Trisac fece cenno di sì con la testa.
- In realtà non immaginavo che questo eroe avesse avuto a che fare con la colonia, ma a quanto pare... - sollevò le spalle. - Quest'arma non è un'arma regolare e non è stata costruita da La Piramide, le sue origini sono differenti, più recenti. Fa parte di un set di armi leggendarie forgiate da Conclave all'interno del dedalo...
- Conclave? - domandò Kiloro. - Praticamente è mitologia guerriera, non è mai esistita un'organizzazione del genere.
- è esistita eccome, solo che gente come te è troppo ottusa per dare credito alle leggende dedaliche. Sono loro che ci hanno commissionato questa spedizione – rispose Trisac, - o meglio, la commissionarono a mio padre.
- Nonno Belot? - domandò Petrangola.
- Proprio lui – rispose Trisac, - fu grazie a loro se il mio vecchio gettò le basi della Villa di granito.
- Non ha senso, ci hai fatto venire qui sotto in base a una commissione presa da tuo padre? - domandò Kiloro, esterrefatta – Una spedizione per cui tra l'altro ha già incassato qualcun'altro un secolo fa.
- La vera ricompensa arriverà quando riusciremo a ricostruire il set completo, e fino ad allora potremo utilizzare le armi a nostro vantaggio.
- Non posso credere che sto rischiando la pelle per una stronzata simile – protestò Kiloro.
- Che tipo di armi sono? - domandò Kiloro.
- Le cronache parlano di armi tecnologicamente superiori attribuite come premio ai migliori guerrieri di Conclave. Non si sa' molto di più. Questa dovrebbe essere una specie di guanto che aumenta la potenza del guerriero che la indossa, poi ve ne è un'altra che è in grado di confondere i pensieri dei nemici ed un'altra è in grado di plasmare la tenebra per sfruttarla in battaglia. Delle ultime quattro non so' nulla.

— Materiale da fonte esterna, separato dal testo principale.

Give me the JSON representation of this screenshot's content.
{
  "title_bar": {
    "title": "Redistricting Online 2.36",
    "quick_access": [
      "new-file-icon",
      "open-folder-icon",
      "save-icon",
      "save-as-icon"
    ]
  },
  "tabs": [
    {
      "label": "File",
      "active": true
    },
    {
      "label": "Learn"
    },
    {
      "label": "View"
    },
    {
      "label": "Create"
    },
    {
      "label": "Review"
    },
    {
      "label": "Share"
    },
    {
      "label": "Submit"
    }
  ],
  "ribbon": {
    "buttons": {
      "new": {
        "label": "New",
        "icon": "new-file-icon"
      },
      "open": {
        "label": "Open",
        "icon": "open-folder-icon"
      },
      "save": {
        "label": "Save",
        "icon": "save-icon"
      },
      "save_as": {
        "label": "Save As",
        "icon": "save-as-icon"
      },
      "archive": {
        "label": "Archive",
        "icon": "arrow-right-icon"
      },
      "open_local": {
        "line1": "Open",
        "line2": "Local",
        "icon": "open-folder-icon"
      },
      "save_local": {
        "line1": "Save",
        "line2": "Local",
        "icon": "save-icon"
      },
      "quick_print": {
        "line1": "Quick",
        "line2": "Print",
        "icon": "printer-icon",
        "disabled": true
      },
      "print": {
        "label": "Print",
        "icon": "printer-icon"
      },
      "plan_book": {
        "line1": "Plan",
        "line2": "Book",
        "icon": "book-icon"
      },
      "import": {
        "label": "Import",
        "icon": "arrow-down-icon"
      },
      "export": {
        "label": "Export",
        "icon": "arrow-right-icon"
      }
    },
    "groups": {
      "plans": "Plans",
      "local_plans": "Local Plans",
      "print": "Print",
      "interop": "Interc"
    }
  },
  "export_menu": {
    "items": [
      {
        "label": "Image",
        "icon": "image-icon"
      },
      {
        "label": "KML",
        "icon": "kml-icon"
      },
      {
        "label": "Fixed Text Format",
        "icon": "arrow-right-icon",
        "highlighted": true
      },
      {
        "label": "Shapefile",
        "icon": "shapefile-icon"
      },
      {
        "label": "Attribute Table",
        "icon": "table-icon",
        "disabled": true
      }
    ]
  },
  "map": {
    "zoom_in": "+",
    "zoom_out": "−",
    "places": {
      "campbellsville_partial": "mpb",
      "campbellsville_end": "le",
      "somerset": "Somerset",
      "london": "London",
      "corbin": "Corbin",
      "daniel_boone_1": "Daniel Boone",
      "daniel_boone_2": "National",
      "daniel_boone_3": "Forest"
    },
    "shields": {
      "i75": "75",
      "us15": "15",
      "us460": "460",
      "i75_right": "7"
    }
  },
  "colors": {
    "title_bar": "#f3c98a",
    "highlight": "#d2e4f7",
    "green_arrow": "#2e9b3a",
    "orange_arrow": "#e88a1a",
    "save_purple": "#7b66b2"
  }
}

- Perfetto, quindi non siamo neanche sicuri che esistano veramente! - sbuffò Kiloro.
- Si chiamano forgotten per un motivo – ribattè Trisac. - Questo è tutto.
- Ah, vaffanculo! - esclamò Kiloro. - Vecchio pazzo incosciente che non sei altro, ci hai portato qui a morire per la tua ennesima stronzata da credulone idealista.
Ostuni ridacchiò.
 - A me sta bene.
- Lo credo che ti sta bene, tu il compenso l'hai già intascato prima di partire – concluse Kiloro, allontanandosi in un fiume di bestemmie.
Ostuni la guardò allontanarsi e quando si voltò vide che Trisac lo stava studiando attentamente.
- Che c'è? - domandò.
- Sei decisamente troppo rilassato – mormorò.
- Forse quest'avventura solitaria ci è servita a scioglierci.
- Ci?
Ostuni rise.
- Scusa, ho parlato pertutto il tempo da solo, sai, per superare la tensione.
- Giusto – rispose. - Mi fa piacere che finalmente sei diventato un uomo – commentò, dandogli una pacca sulla spalla. Ora fatti queste nanomacchine e riposa mezz'ora anche tu, io e Kiloro controlleremo che quei cosi non entrino a disturbare.
Trisac si alzò, lasciandolo solo con Petrangola, ripiombata nel sonno a metà di quella discussione. Preparò le quattro iniezioni di nanomacchine e guardò di nuovo l'orologio con un filo di inquietudine.
Il display segnava 10. Una in più di quelle che segnava alla sua partenza dall'anfiteatro sotterraneo.
Rimase qualche istante a fissare quel numero imbambolato, poi decise che probabilmente era solo un difetto dell'orologio, che forse non aveva calcolato bene il quantitativo di nanomacchine iniettate all'epoca, si scoprì il braccio, disinfettò ed iniziò con le sue iniezioni.